How to write union queries in mongoDB

Punit picture Punit · Sep 7, 2017 · Viewed 7.9k times · Source

Is it possible to write union queries in Mongo DB using 2 or more collections similar to SQL queries?

I'm using spring mongo template and in my use case, I need to fetch the data from 3-4 collections based on some conditions. Can we achieve this in a single operation?

For example, I have a field named "circuitId" which is present in all 4 collections. And I need to fetch all records from all 4 collections for which that field matches with a given value.

Answer

sboisse picture sboisse · Mar 21, 2019

Doing unions in MongoDB in a 'SQL UNION' fashion is possible using aggregations along with lookups, in a single query.

Something like this:

    db.getCollection("AnyCollectionThatContainsAtLeastOneDocument").aggregate(
    [
      { $limit: 1 }, // Reduce the result set to a single document.
      { $project: { _id: 1 } }, // Strip all fields except the Id.
      { $project: { _id: 0 } }, // Strip the id. The document is now empty.
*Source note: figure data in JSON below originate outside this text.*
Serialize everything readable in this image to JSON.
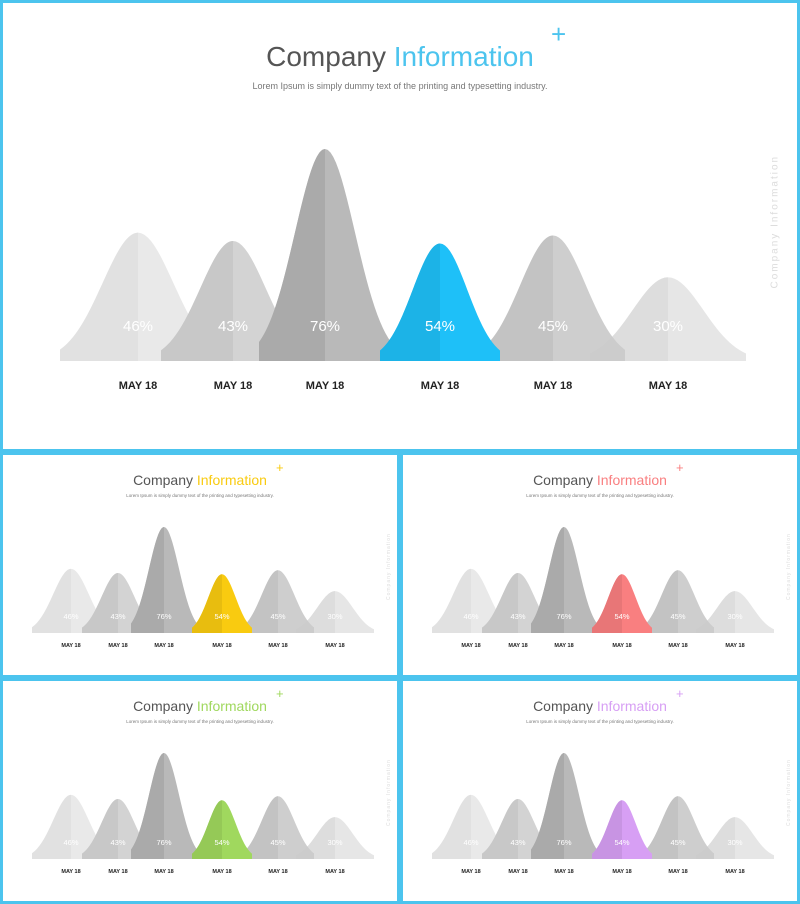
{
  "colors": {
    "border": "#4cc4ee",
    "highlights": [
      "#1ec0f8",
      "#f9cb10",
      "#f97f80",
      "#a0d85e",
      "#d79ff4"
    ]
  },
  "slides": [
    {
      "title_main": "Company",
      "title_accent": "Information",
      "plus": "+",
      "subtitle": "Lorem Ipsum is simply dummy text of the printing and typesetting industry.",
      "side_label": "Company Information"
    },
    {
      "title_main": "Company",
      "title_accent": "Information",
      "plus": "+",
      "subtitle": "Lorem Ipsum is simply dummy text of the printing and typesetting industry.",
      "side_label": "Company Information"
    },
    {
      "title_main": "Company",
      "title_accent": "Information",
      "plus": "+",
      "subtitle": "Lorem Ipsum is simply dummy text of the printing and typesetting industry.",
      "side_label": "Company Information"
    },
    {
      "title_main": "Company",
      "title_accent": "Information",
      "plus": "+",
      "subtitle": "Lorem Ipsum is simply dummy text of the printing and typesetting industry.",
      "side_label": "Company Information"
    },
    {
      "title_main": "Company",
      "title_accent": "Information",
      "plus": "+",
      "subtitle": "Lorem Ipsum is simply dummy text of the printing and typesetting industry.",
      "side_label": "Company Information"
    }
  ],
  "chart_data": [
    {
      "type": "area",
      "categories": [
        "MAY 18",
        "MAY 18",
        "MAY 18",
        "MAY 18",
        "MAY 18",
        "MAY 18"
      ],
      "values": [
        46,
        43,
        76,
        54,
        45,
        30
      ],
      "labels": [
        "46%",
        "43%",
        "76%",
        "54%",
        "45%",
        "30%"
      ],
      "highlight_index": 3,
      "highlight_color": "#1ec0f8"
    },
    {
      "type": "area",
      "categories": [
        "MAY 18",
        "MAY 18",
        "MAY 18",
        "MAY 18",
        "MAY 18",
        "MAY 18"
      ],
      "values": [
        46,
        43,
        76,
        54,
        45,
        30
      ],
      "labels": [
        "46%",
        "43%",
        "76%",
        "54%",
        "45%",
        "30%"
      ],
      "highlight_index": 3,
      "highlight_color": "#f9cb10"
    },
    {
      "type": "area",
      "categories": [
        "MAY 18",
        "MAY 18",
        "MAY 18",
        "MAY 18",
        "MAY 18",
        "MAY 18"
      ],
      "values": [
        46,
        43,
        76,
        54,
        45,
        30
      ],
      "labels": [
        "46%",
        "43%",
        "76%",
        "54%",
        "45%",
        "30%"
      ],
      "highlight_index": 3,
      "highlight_color": "#f97f80"
    },
    {
      "type": "area",
      "categories": [
        "MAY 18",
        "MAY 18",
        "MAY 18",
        "MAY 18",
        "MAY 18",
        "MAY 18"
      ],
      "values": [
        46,
        43,
        76,
        54,
        45,
        30
      ],
      "labels": [
        "46%",
        "43%",
        "76%",
        "54%",
        "45%",
        "30%"
      ],
      "highlight_index": 3,
      "highlight_color": "#a0d85e"
    },
    {
      "type": "area",
      "categories": [
        "MAY 18",
        "MAY 18",
        "MAY 18",
        "MAY 18",
        "MAY 18",
        "MAY 18"
      ],
      "values": [
        46,
        43,
        76,
        54,
        45,
        30
      ],
      "labels": [
        "46%",
        "43%",
        "76%",
        "54%",
        "45%",
        "30%"
      ],
      "highlight_index": 3,
      "highlight_color": "#d79ff4"
    }
  ]
}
      // Lookup all collections to union together.
      { $lookup: { from: 'collectionToUnion1', pipeline: [...], as: 'Collection1' } },
      { $lookup: { from: 'collectionToUnion2', pipeline: [...], as: 'Collection2' } },
      { $lookup: { from: 'collectionToUnion3', pipeline: [...], as: 'Collection3' } },

      // Merge the collections together.
      {
        $project:
        {
          Union: { $concatArrays: ["$Collection1", "$Collection2", "$Collection3"] }
        }
      },

      { $unwind: "$Union" }, // Unwind the union collection into a result set.
      { $replaceRoot: { newRoot: "$Union" } } // Replace the root to cleanup the resulting documents.
    ]);

Here is the explanation of how it works:

  1. Instantiate an aggregate out of any collection of your database that has at least one document in it. If you can't guarantee any collection of your database will not be empty, you can workaround this issue by creating in your database some sort of 'dummy' collection containing a single empty document in it that will be there specifically for doing union queries.

  2. Make the first stage of your pipeline to be { $limit: 1 }. This will strip all the documents of the collection except the first one.
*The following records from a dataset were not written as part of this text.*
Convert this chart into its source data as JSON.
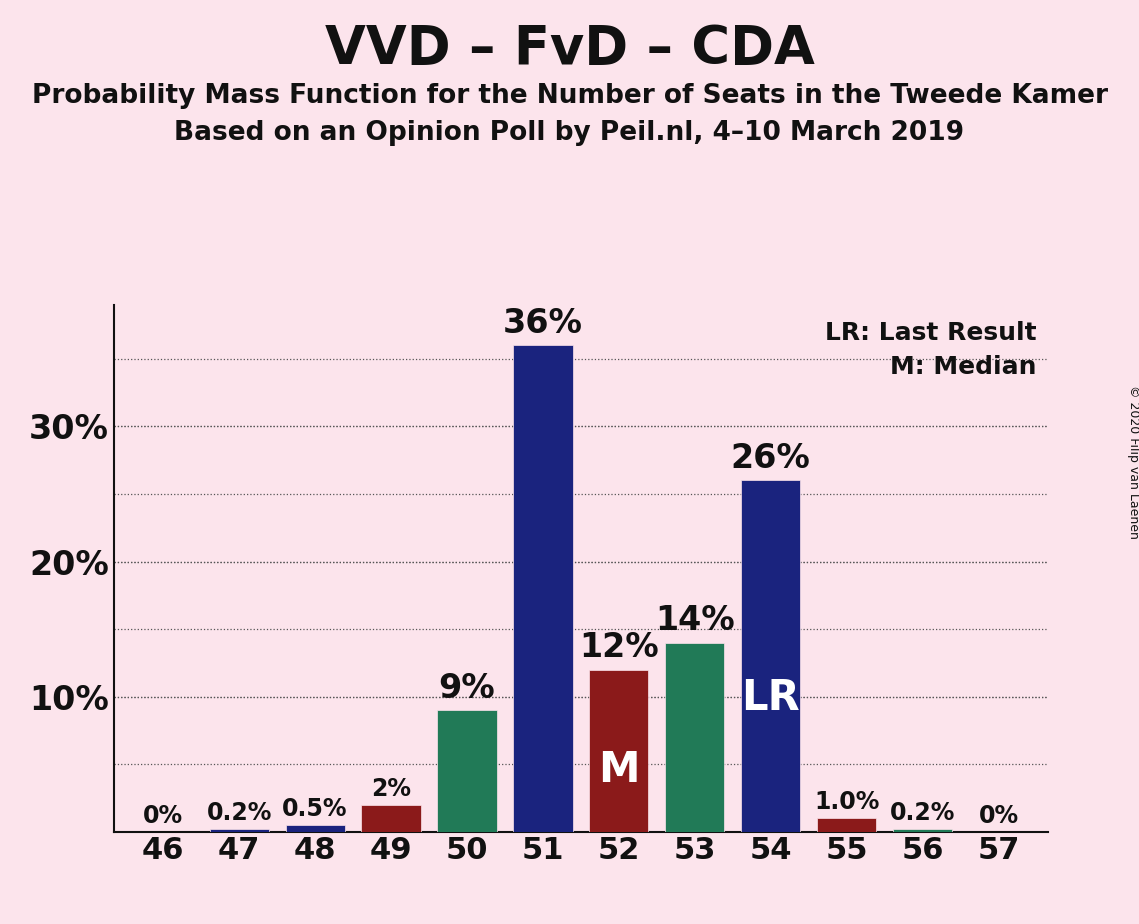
{
  "title": "VVD – FvD – CDA",
  "subtitle1": "Probability Mass Function for the Number of Seats in the Tweede Kamer",
  "subtitle2": "Based on an Opinion Poll by Peil.nl, 4–10 March 2019",
  "copyright": "© 2020 Filip van Laenen",
  "seats": [
    46,
    47,
    48,
    49,
    50,
    51,
    52,
    53,
    54,
    55,
    56,
    57
  ],
  "values": [
    0.0,
    0.2,
    0.5,
    2.0,
    9.0,
    36.0,
    12.0,
    14.0,
    26.0,
    1.0,
    0.2,
    0.0
  ],
  "labels": [
    "0%",
    "0.2%",
    "0.5%",
    "2%",
    "9%",
    "36%",
    "12%",
    "14%",
    "26%",
    "1.0%",
    "0.2%",
    "0%"
  ],
  "colors": [
    "#1a237e",
    "#1a237e",
    "#1a237e",
    "#8b1a1a",
    "#217a57",
    "#1a237e",
    "#8b1a1a",
    "#217a57",
    "#1a237e",
    "#8b1a1a",
    "#217a57",
    "#1a237e"
  ],
  "median_seat": 52,
  "lr_seat": 54,
  "background_color": "#fce4ec",
  "axis_color": "#111111",
  "grid_ticks": [
    5,
    10,
    15,
    20,
    25,
    30,
    35
  ],
  "ytick_positions": [
    10,
    20,
    30
  ],
  "ytick_labels": [
    "10%",
    "20%",
    "30%"
  ],
  "ylim": [
    0,
    39
  ],
  "legend_lr": "LR: Last Result",
  "legend_m": "M: Median",
  "title_fontsize": 38,
  "subtitle_fontsize": 19,
  "label_fontsize_small": 17,
  "label_fontsize_large": 24,
  "tick_fontsize": 22,
  "ytick_fontsize": 24,
  "inside_label_fontsize": 30
}
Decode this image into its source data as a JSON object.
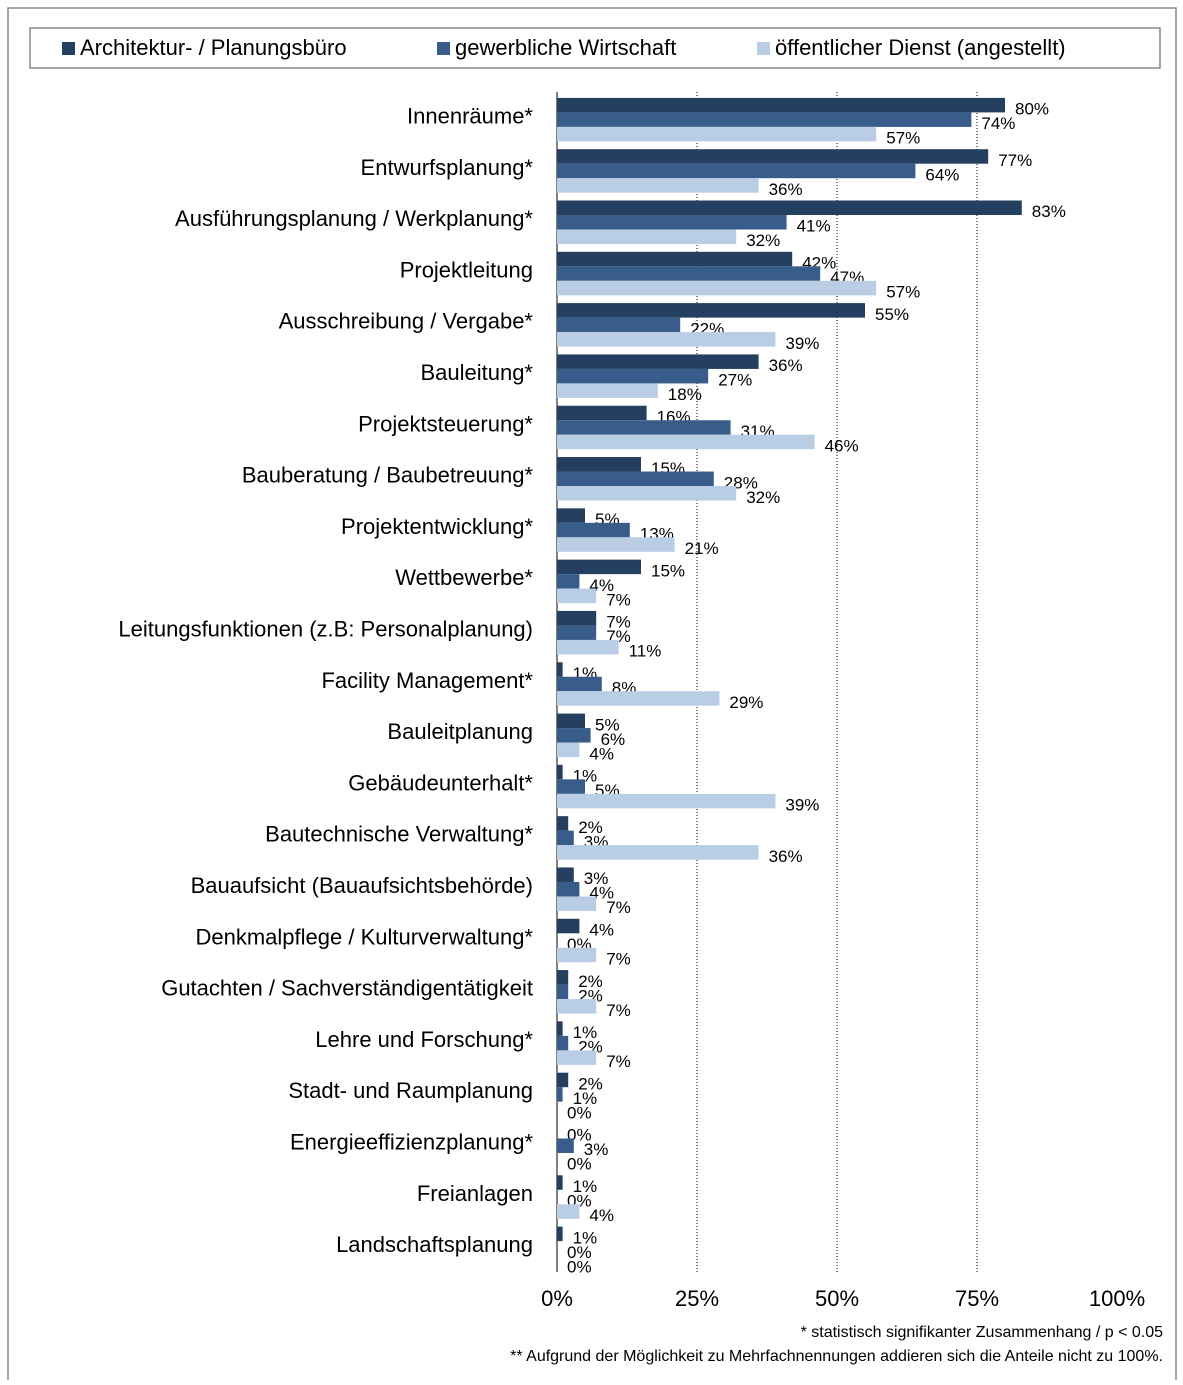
{
  "chart_data": {
    "type": "hbar",
    "categories": [
      "Innenräume*",
      "Entwurfsplanung*",
      "Ausführungsplanung / Werkplanung*",
      "Projektleitung",
      "Ausschreibung / Vergabe*",
      "Bauleitung*",
      "Projektsteuerung*",
      "Bauberatung / Baubetreuung*",
      "Projektentwicklung*",
      "Wettbewerbe*",
      "Leitungsfunktionen (z.B: Personalplanung)",
      "Facility Management*",
      "Bauleitplanung",
      "Gebäudeunterhalt*",
      "Bautechnische Verwaltung*",
      "Bauaufsicht (Bauaufsichtsbehörde)",
      "Denkmalpflege / Kulturverwaltung*",
      "Gutachten / Sachverständigentätigkeit",
      "Lehre und Forschung*",
      "Stadt- und Raumplanung",
      "Energieeffizienzplanung*",
      "Freianlagen",
      "Landschaftsplanung"
    ],
    "series": [
      {
        "name": "Architektur- / Planungsbüro",
        "color": "#243f60",
        "values": [
          80,
          77,
          83,
          42,
          55,
          36,
          16,
          15,
          5,
          15,
          7,
          1,
          5,
          1,
          2,
          3,
          4,
          2,
          1,
          2,
          0,
          1,
          1
        ],
        "value_labels": [
          "80%",
          "77%",
          "83%",
          "42%",
          "55%",
          "36%",
          "16%",
          "15%",
          "5%",
          "15%",
          "7%",
          "1%",
          "5%",
          "1%",
          "2%",
          "3%",
          "4%",
          "2%",
          "1%",
          "2%",
          "0%",
          "1%",
          "1%"
        ]
      },
      {
        "name": "gewerbliche Wirtschaft",
        "color": "#385d8a",
        "values": [
          74,
          64,
          41,
          47,
          22,
          27,
          31,
          28,
          13,
          4,
          7,
          8,
          6,
          5,
          3,
          4,
          0,
          2,
          2,
          1,
          3,
          0,
          0
        ],
        "value_labels": [
          "74%",
          "64%",
          "41%",
          "47%",
          "22%",
          "27%",
          "31%",
          "28%",
          "13%",
          "4%",
          "7%",
          "8%",
          "6%",
          "5%",
          "3%",
          "4%",
          "0%",
          "2%",
          "2%",
          "1%",
          "3%",
          "0%",
          "0%"
        ]
      },
      {
        "name": "öffentlicher Dienst (angestellt)",
        "color": "#b9cde5",
        "values": [
          57,
          36,
          32,
          57,
          39,
          18,
          46,
          32,
          21,
          7,
          11,
          29,
          4,
          39,
          36,
          7,
          7,
          7,
          7,
          0,
          0,
          4,
          0
        ],
        "value_labels": [
          "57%",
          "36%",
          "32%",
          "57%",
          "39%",
          "18%",
          "46%",
          "32%",
          "21%",
          "7%",
          "11%",
          "29%",
          "4%",
          "39%",
          "36%",
          "7%",
          "7%",
          "7%",
          "7%",
          "0%",
          "0%",
          "4%",
          "0%"
        ]
      }
    ],
    "xlim": [
      0,
      100
    ],
    "xticks": [
      {
        "value": 0,
        "label": "0%"
      },
      {
        "value": 25,
        "label": "25%"
      },
      {
        "value": 50,
        "label": "50%"
      },
      {
        "value": 75,
        "label": "75%"
      },
      {
        "value": 100,
        "label": "100%"
      }
    ],
    "grid": true,
    "legend": "top",
    "notes": [
      "* statistisch signifikanter Zusammenhang / p < 0.05",
      "** Aufgrund der Möglichkeit zu Mehrfachnennungen addieren sich die Anteile nicht zu 100%."
    ]
  }
}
  3. Strip all the fields of the remaining document by using $project stages:

    { $project: { _id: 1 } },
    { $project: { _id: 0 } }
    
  4. Your aggregate now contains a single, empty document. It's time to add lookups for each collection you want to union together. You may use the pipeline field to do some specific filtering, or leave localField and foreignField as null to match the whole collection.

    { $lookup: { from: 'collectionToUnion1', pipeline: [...], as: 'Collection1' } },
    { $lookup: { from: 'collectionToUnion2', pipeline: [...], as: 'Collection2' } },
    { $lookup: { from: 'collectionToUnion3', pipeline: [...], as: 'Collection3' } }
    
  5. You now have an aggregate containing a single document that contains 3 arrays like this:

    {
        Collection1: [...],
        Collection2: [...],
        Collection3: [...]
    }
    

    You can then merge them together into a single array using a $project stage along with the $concatArrays aggregation operator:

    {
      "$project" :
      {
        "Union" : { $concatArrays: ["$Collection1", "$Collection2", "$Collection3"] }
      }
    }
    
  6. You now have an aggregate containing a single document, into which is located an array that contains your union of collections. What remains to be done is to add an $unwind and a $replaceRoot stage to split your array into separate documents:

    { $unwind: "$Union" },
    { $replaceRoot: { newRoot: "$Union" } }
    
  7. Voilà. You know have a result set containing the collections you wanted to union together. You can then add more stages to filter it further, sort it, apply skip() and limit(). Pretty much anything you want.